RENTON - For one of the first and most storied NFL franchises in existence, the Chicago Bears have never really possessed a tradition of quarterback success.
In a city that laments a cursed baseball team, the football team seems to have a position that is cursed. And that’s not good when it’s the most important position on the field.
Of course, when you trade away George Blanda and Bobby Layne, that doesn’t help either.
Still, the crew of quarterbacks that has worn a Bears uniform is far from a list of football’s Who’s Who? It’s more like a list of Who’s That? Don’t remember the names of Steve Stenstrom, Henry Burris, Moses Moreno, Peter Tom Willis and Jim Miller? It’s OK.
And the names you might remember – Kordell Stewart, Doug Flutie, Chris Chandler, Dave Krieg and Mike Tomczak – were not great or really good in the Windy City.
Perhaps the three greatest quarterbacks in franchise history are Sid Luckman, Jim McMahon and Jim Harbaugh. That’s really not saying much for a cornerstone NFL franchise that started with the league in the 1920s and boasts more Hall of Fame players than any other team.
So when the Bears traded Kyle Orton and a handful of draft picks for Jay Cutler on March 2, 2009, the quarterbacking hopes of the present, and the unfilled hopes of the past, were dumped on his shoulders.
He was a cannon-armed, touchdown-throwing machine for the Denver Broncos with a bright future. In 37 games with the Broncos, Cutler threw for 9,024 yards and 54 touchdowns. Those passing yards would have ranked Cutler seventh on Chicago’s all-time list of career leaders.
Bears fans expected Super Bowls, Pro Bowls and success.
It hasn’t quite worked out that way. Much as his play can be from series to series and game to game, it’s been an up-and-down ride in Cutler’s two seasons as the Bears’ quarterback.
But on Sunday at Soldier Field, Cutler can do plenty to reach those high expectations and cement himself well above the quarterback fodder of the Bears’ past by leading his team to a playoff win, and beyond.
“He’s a great player,” coach Lovie Smith said. “He can make any throw you need a quarterback to.”
Quarterbacks are supposed to be confident, but Cutler at times comes off as carelessly cocky.
It’s that mentality that can irritate Bears fans. In his first season with the Bears, Cutler threw for 3,666 yards and 27 touchdowns. But he was also picked off 26 times and had a quarterback rating of 76.8. The team slogged to a 7-9 record and many fans wondered if they had been traded a lemon by the Broncos. Sure Cutler could throw the ball, but could he win?
“As (a) player and a person, you come into a new environment and new team, there’s a lot you go through early on,” Smith said.

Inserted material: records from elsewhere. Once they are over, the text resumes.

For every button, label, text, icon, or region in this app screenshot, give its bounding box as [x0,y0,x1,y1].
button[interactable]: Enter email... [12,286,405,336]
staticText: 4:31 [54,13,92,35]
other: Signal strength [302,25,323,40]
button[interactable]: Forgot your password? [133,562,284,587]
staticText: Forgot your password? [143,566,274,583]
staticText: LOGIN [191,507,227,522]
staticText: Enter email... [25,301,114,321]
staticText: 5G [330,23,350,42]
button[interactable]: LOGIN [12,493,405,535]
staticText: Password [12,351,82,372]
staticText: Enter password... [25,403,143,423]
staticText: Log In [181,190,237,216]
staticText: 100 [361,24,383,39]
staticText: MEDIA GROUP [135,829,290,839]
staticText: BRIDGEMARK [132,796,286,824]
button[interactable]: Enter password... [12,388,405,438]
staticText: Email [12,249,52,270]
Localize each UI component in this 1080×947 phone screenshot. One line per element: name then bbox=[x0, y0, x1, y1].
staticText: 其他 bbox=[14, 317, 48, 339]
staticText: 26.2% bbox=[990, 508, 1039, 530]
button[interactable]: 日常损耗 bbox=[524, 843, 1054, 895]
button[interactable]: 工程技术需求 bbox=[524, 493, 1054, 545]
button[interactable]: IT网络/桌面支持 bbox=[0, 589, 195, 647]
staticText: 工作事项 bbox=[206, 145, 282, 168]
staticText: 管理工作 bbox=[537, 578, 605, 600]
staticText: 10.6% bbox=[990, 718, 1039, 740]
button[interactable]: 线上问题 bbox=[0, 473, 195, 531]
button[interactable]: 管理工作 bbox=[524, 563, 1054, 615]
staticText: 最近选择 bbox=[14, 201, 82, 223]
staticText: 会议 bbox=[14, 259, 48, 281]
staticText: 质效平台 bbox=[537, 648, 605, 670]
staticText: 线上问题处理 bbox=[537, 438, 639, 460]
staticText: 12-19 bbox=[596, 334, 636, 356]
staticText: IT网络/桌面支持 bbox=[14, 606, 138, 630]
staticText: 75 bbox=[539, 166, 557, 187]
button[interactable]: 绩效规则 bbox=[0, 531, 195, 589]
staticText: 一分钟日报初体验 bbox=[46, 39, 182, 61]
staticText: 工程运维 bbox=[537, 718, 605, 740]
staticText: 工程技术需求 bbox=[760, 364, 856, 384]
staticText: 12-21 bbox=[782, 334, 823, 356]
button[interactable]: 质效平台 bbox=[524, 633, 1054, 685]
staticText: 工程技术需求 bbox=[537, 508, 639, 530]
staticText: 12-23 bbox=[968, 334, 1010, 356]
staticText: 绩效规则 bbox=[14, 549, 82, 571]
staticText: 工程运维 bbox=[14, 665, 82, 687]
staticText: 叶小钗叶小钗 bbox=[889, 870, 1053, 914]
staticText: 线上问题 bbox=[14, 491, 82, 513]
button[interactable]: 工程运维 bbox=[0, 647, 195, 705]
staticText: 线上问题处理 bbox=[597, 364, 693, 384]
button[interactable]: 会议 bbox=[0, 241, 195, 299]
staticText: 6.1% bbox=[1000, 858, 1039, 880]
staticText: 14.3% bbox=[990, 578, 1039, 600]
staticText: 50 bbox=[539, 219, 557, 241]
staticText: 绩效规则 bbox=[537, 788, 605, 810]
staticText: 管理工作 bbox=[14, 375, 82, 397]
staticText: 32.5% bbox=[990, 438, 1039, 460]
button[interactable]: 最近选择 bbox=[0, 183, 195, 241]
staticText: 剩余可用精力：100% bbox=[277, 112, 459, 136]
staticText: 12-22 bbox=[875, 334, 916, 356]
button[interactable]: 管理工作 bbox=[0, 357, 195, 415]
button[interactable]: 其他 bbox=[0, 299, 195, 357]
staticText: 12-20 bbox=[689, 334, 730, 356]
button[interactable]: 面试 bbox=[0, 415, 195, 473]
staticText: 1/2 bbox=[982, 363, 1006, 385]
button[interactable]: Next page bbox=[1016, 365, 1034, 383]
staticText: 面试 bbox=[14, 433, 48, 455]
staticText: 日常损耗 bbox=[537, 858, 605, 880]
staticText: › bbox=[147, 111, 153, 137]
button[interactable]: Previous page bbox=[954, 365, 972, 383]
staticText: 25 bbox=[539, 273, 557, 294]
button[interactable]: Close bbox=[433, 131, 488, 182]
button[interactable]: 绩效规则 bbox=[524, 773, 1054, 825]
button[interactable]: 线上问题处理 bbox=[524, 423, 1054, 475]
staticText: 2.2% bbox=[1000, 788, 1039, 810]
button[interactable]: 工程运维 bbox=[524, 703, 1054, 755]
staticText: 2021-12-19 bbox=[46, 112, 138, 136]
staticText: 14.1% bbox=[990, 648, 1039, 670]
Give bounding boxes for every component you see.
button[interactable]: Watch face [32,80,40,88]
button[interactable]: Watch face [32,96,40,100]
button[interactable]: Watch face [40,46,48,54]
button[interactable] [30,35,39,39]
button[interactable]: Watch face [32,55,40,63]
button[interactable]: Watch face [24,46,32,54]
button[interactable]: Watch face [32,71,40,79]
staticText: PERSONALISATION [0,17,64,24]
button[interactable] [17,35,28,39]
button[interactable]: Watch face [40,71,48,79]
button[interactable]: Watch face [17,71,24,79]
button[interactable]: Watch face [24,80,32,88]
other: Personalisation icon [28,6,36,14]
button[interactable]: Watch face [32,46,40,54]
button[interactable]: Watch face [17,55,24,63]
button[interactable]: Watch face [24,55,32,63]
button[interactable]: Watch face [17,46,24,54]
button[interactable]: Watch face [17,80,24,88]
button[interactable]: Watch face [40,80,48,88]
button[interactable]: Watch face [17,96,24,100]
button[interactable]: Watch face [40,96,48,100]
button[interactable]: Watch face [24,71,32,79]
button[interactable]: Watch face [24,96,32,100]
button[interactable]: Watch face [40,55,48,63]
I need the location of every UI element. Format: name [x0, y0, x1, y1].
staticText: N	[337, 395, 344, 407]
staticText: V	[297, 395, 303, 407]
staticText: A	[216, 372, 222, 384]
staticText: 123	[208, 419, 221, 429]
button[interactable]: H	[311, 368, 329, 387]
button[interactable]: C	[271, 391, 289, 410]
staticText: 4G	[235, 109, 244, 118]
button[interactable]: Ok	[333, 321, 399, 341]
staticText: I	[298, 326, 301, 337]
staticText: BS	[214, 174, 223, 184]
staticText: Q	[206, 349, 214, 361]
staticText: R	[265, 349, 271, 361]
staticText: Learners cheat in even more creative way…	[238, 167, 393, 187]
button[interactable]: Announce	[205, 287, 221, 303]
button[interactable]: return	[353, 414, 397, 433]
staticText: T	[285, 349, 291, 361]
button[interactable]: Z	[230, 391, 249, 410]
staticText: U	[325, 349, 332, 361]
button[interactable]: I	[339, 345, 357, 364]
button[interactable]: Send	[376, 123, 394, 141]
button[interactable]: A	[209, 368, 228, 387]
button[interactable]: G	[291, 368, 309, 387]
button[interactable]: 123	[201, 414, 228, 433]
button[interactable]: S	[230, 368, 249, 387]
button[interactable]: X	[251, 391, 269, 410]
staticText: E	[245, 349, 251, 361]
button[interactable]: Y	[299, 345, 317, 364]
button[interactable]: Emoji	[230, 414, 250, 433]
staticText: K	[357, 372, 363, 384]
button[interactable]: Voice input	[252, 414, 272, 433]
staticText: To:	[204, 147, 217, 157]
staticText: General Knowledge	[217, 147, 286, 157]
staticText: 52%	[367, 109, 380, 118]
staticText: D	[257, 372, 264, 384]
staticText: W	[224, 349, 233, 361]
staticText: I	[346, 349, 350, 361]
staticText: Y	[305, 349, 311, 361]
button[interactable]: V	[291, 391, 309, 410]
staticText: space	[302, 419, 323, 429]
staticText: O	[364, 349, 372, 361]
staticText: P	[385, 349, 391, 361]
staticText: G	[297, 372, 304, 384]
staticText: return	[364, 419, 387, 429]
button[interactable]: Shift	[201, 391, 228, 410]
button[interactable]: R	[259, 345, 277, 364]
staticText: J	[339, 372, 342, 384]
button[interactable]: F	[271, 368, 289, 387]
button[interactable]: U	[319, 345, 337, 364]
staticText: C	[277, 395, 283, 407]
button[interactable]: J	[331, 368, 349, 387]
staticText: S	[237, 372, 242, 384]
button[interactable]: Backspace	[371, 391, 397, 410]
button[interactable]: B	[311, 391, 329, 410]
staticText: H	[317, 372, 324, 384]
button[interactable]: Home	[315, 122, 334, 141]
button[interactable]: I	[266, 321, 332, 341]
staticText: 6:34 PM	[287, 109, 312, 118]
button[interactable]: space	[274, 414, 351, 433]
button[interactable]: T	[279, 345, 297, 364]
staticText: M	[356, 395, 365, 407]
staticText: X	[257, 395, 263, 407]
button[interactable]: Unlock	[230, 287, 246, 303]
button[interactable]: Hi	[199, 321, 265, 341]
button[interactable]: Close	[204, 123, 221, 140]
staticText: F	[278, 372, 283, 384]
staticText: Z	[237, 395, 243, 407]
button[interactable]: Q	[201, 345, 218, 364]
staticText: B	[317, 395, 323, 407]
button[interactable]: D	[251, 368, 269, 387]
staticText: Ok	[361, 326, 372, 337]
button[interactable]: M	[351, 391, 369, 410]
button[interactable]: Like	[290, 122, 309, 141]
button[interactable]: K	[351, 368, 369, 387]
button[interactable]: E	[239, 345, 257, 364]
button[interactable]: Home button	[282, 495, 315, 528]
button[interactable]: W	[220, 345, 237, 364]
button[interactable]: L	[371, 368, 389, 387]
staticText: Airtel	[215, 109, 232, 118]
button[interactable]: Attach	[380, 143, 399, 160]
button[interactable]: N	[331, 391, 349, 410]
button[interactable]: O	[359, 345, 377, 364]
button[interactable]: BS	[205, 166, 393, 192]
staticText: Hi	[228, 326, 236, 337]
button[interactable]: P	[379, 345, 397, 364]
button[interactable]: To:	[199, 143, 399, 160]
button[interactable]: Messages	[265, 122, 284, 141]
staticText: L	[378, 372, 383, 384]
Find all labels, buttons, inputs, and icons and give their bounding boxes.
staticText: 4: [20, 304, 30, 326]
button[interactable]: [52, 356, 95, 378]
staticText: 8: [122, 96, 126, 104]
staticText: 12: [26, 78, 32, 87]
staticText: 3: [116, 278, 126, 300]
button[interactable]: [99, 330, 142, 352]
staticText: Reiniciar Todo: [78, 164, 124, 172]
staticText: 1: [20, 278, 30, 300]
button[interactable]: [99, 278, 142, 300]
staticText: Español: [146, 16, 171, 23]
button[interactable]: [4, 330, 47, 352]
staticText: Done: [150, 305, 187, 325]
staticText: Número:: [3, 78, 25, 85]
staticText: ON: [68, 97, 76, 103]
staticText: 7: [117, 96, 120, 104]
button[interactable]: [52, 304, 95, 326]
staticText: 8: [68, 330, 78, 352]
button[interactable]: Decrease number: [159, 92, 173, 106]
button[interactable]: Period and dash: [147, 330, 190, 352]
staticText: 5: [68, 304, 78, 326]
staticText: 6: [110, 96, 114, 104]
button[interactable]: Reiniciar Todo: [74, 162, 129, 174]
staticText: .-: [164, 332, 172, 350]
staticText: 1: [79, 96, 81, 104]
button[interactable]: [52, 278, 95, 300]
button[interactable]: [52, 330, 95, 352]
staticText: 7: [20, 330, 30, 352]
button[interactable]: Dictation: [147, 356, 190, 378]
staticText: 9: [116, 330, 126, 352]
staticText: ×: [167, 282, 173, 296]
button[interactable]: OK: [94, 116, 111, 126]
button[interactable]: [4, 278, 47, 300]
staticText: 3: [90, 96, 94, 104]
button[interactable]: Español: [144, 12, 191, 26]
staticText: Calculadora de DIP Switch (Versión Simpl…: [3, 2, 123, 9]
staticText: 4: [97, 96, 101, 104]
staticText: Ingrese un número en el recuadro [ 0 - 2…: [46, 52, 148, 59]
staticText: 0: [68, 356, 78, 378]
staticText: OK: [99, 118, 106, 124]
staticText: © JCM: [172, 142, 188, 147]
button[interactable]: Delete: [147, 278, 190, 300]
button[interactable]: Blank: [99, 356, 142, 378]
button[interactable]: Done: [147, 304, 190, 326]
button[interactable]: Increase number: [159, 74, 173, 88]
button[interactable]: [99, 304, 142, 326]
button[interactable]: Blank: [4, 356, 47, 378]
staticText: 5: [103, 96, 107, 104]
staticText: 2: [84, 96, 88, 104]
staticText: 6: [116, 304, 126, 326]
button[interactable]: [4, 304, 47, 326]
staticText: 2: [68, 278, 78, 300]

Cutler went through plenty. The local media hammered him and fans booed him. He and Smith were the subject of most of the criticism for last season’s disappointment.
This year has been different in a good way. Cutler has been better. He’s thrown for 3,274 yards and 23 touchdowns, with just 16 interceptions. And under new offensive coordinator Mike Martz, the team’s offense has flourished.
“We are always on the attack,” Cutler said of Martz’s scheme. “We’re always pushing the ball downfield. We’re always looking for holes and bubbles in the defense where we can take advantage of stuff. There’s never really a time where we’re going to sit back and grind it out.”
Things didn’t start so well in the Martz system. On Oct. 3 against the Giants, Cutler was sacked nine times in the first half, and left the game with a concussion.
During an October stretch, the Bears lost three of four games, including a 23-20 loss at home to the Seahawks.
“We needed to improve,” Smith said. “We just didn’t play well for whatever reason. We’ve seen improvement each week from them.”